My proposed multiple levels of dumbness are;
The Uh huh Level: This is when the subject only stares at you without emotion and says, “uh huh” after everything you say to them. An example might be, “Ralph! You hair is on fire!” and Ralph replies, “Uh huh.”
The NIMBY Level: If it doesn’t exist in their own back yard, it doesn’t exist. If it can’t be touched and felt... it ain’t. This include any esoteric ideas about anything. Well, except God because they know that God is without a doubt, real.
The Sealed Path Level. Clearly is the most frustrating to most normal people. This is when even in light of the most overwhelming proof of something, the person at this level of dumbness will still fail to change their thinking. Two and two will never be four, even if you hold your fingers up to them and count really slowly.

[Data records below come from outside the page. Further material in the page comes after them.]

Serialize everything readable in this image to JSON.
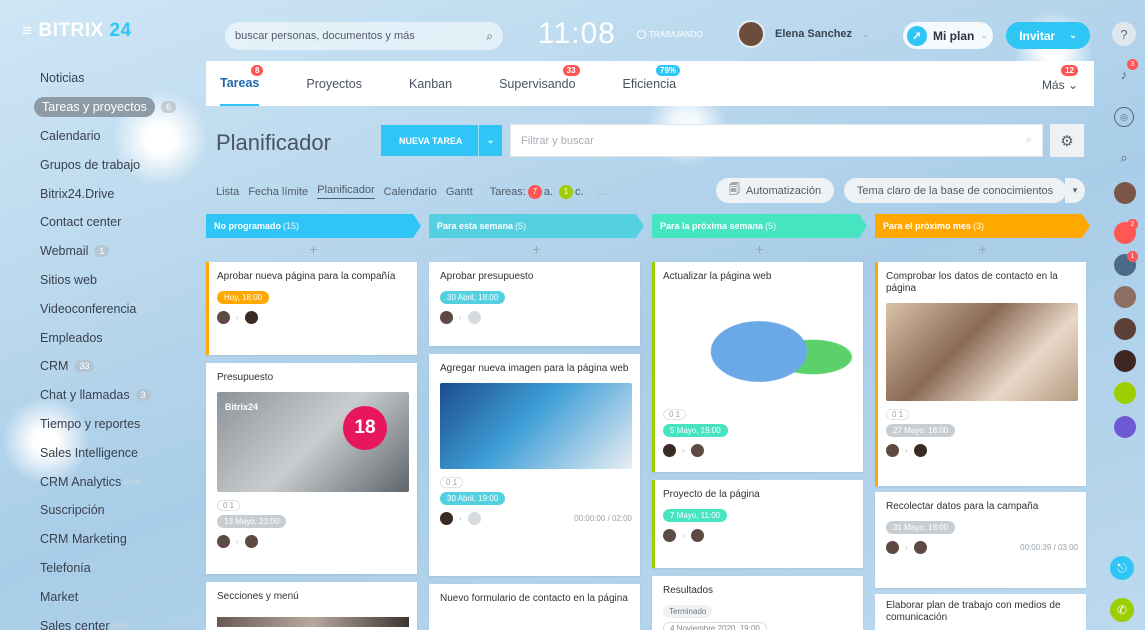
{
  "brand": {
    "name": "BITRIX",
    "suffix": "24"
  },
  "sidebar": {
    "items": [
      {
        "label": "Noticias",
        "count": "",
        "beta": ""
      },
      {
        "label": "Tareas y proyectos",
        "count": "6",
        "beta": "",
        "active": true
      },
      {
        "label": "Calendario",
        "count": "",
        "beta": ""
      },
      {
        "label": "Grupos de trabajo",
        "count": "",
        "beta": ""
      },
      {
        "label": "Bitrix24.Drive",
        "count": "",
        "beta": ""
      },
      {
        "label": "Contact center",
        "count": "",
        "beta": ""
      },
      {
        "label": "Webmail",
        "count": "1",
        "beta": ""
      },
      {
        "label": "Sitios web",
        "count": "",
        "beta": ""
      },
      {
        "label": "Videoconferencia",
        "count": "",
        "beta": "beta"
      },
      {
        "label": "Empleados",
        "count": "",
        "beta": ""
      },
      {
        "label": "CRM",
        "count": "33",
        "beta": ""
      },
      {
        "label": "Chat y llamadas",
        "count": "3",
        "beta": ""
      },
      {
        "label": "Tiempo y reportes",
        "count": "",
        "beta": ""
      },
      {
        "label": "Sales Intelligence",
        "count": "",
        "beta": ""
      },
      {
        "label": "CRM Analytics",
        "count": "",
        "beta": "beta"
      },
      {
        "label": "Suscripción",
        "count": "",
        "beta": ""
      },
      {
        "label": "CRM Marketing",
        "count": "",
        "beta": ""
      },
      {
        "label": "Telefonía",
        "count": "",
        "beta": ""
      },
      {
        "label": "Market",
        "count": "",
        "beta": ""
      },
      {
        "label": "Sales center",
        "count": "",
        "beta": "beta"
      }
    ]
  },
  "topbar": {
    "search_placeholder": "buscar personas, documentos y más",
    "clock": "11:08",
    "status": "TRABAJANDO",
    "user_name": "Elena Sanchez",
    "plan_label": "Mi plan",
    "invite_label": "Invitar"
  },
  "tabs": {
    "items": [
      {
        "label": "Tareas",
        "badge": "8",
        "badge_color": "red",
        "active": true
      },
      {
        "label": "Proyectos",
        "badge": ""
      },
      {
        "label": "Kanban",
        "badge": ""
      },
      {
        "label": "Supervisando",
        "badge": "33",
        "badge_color": "red"
      },
      {
        "label": "Eficiencia",
        "badge": "79%",
        "badge_color": "blue"
      }
    ],
    "more_label": "Más",
    "more_badge": "12"
  },
  "toolbar": {
    "page_title": "Planificador",
    "new_task_label": "NUEVA TAREA",
    "filter_placeholder": "Filtrar y buscar"
  },
  "views": {
    "items": [
      "Lista",
      "Fecha límite",
      "Planificador",
      "Calendario",
      "Gantt"
    ],
    "active": "Planificador",
    "tasks_label": "Tareas:",
    "tasks_counter_1": "7",
    "tasks_counter_1_text": "a.",
    "tasks_counter_2": "1",
    "tasks_counter_2_text": "c.",
    "more": "...",
    "automation_label": "Automatización",
    "kb_label": "Tema claro de la base de conocimientos"
  },
  "columns": [
    {
      "title": "No programado",
      "count": "(15)",
      "color": "#2fc6f6"
    },
    {
      "title": "Para esta semana",
      "count": "(5)",
      "color": "#55d0e0"
    },
    {
      "title": "Para la próxima semana",
      "count": "(5)",
      "color": "#47e4c2"
    },
    {
      "title": "Para el próximo mes",
      "count": "(3)",
      "color": "#ffa900"
    }
  ],
  "cards": {
    "c1": {
      "title": "Aprobar nueva página para la compañía",
      "date": "Hoy, 18:00"
    },
    "c2": {
      "title": "Presupuesto",
      "img_text": "Bitrix24",
      "cal": "18",
      "counter": "0 1",
      "date": "13 Mayo, 23:00"
    },
    "c3": {
      "title": "Secciones y menú"
    },
    "c4": {
      "title": "Aprobar presupuesto",
      "date": "30 Abril, 18:00"
    },
    "c5": {
      "title": "Agregar nueva imagen para la página web",
      "counter": "0 1",
      "date": "30 Abril, 19:00",
      "timer": "00:00:00 / 02:00"
    },
    "c6": {
      "title": "Nuevo formulario de contacto en la página"
    },
    "c7": {
      "title": "Actualizar la página web",
      "counter": "0 1",
      "date": "5 Mayo, 19:00"
    },
    "c8": {
      "title": "Proyecto de la página",
      "date": "7 Mayo, 11:00"
    },
    "c9": {
      "title": "Resultados",
      "status": "Terminado",
      "date": "4 Noviembre 2020, 19:00"
    },
    "c10": {
      "title": "Comprobar los datos de contacto en la página",
      "counter": "0 1",
      "date": "27 Mayo, 18:00"
    },
    "c11": {
      "title": "Recolectar datos para la campaña",
      "date": "31 Mayo, 18:00",
      "timer": "00:00:39 / 03:00"
    },
    "c12": {
      "title": "Elaborar plan de trabajo con medios de comunicación"
    }
  },
  "colors": {
    "accent": "#2fc6f6",
    "red": "#ff5752",
    "green": "#9dcf00",
    "orange": "#ffa900"
  }
}
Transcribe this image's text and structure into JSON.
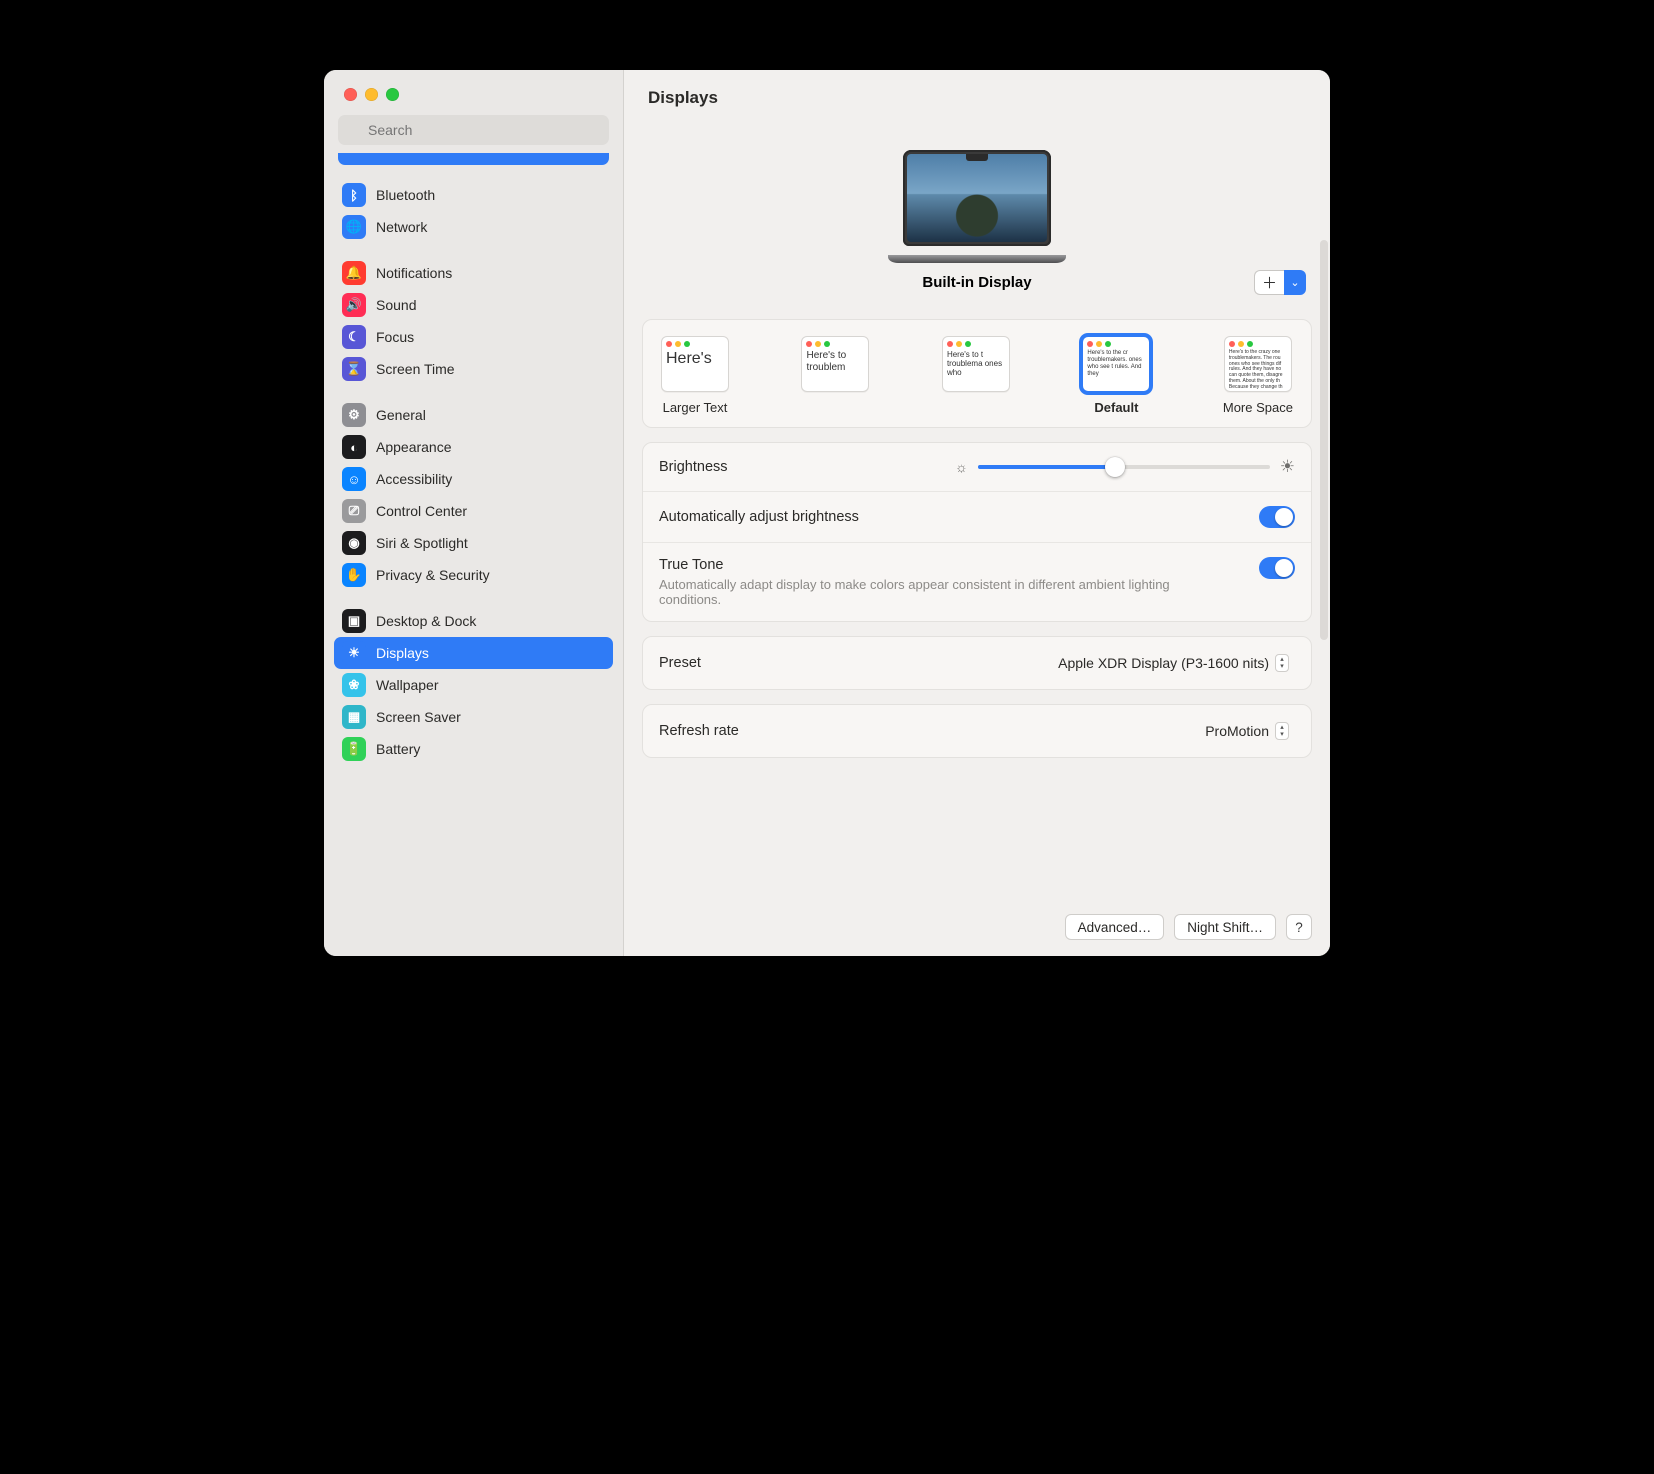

The Disco/Kinetic Level: I am sure we all know people like this and bear the scars of their frenzied motions. No matter how out of wack with rhythm they are, in their mind they are as graceful as Astaire. This applies to not only dancing, but skating or any other physical activity that requires any sort of co-ordination.
The Death/Risk Level: Otherwise known as the How Dumb Can You Be Rule. You jump off a bridge with a rubber band around your feet. You jump off a cliff with some cloth in your hand a see how far you can fall before throwing your cloth in the air to stop you. These people have all lost the rationale of, “you risk your life, you lose your life”. Of course, something will go wrong, it always does. Death is not very picky. He will certainly select dummies as quickly as anyone else.
And last but certainly not least; The Beyond Comprehension Level of Dumbness: I was watching an A&E show about tornado's. They were interviewing people who had been through the trauma of a tornado and survived to tell the tale afterward. Most of us have heard survivors say that sound of a tornado is similar to the sound of a train rushing by. Well, one gentleman from the deep south, disputed this comparison, I’ll try to quote as best I can, “Didn’t sound like no train to me... there weren’t no woo woo’s. Just the sound of wind.”
Now excuse me for putting my neck on the line, but that is just beyond comprehension dumb.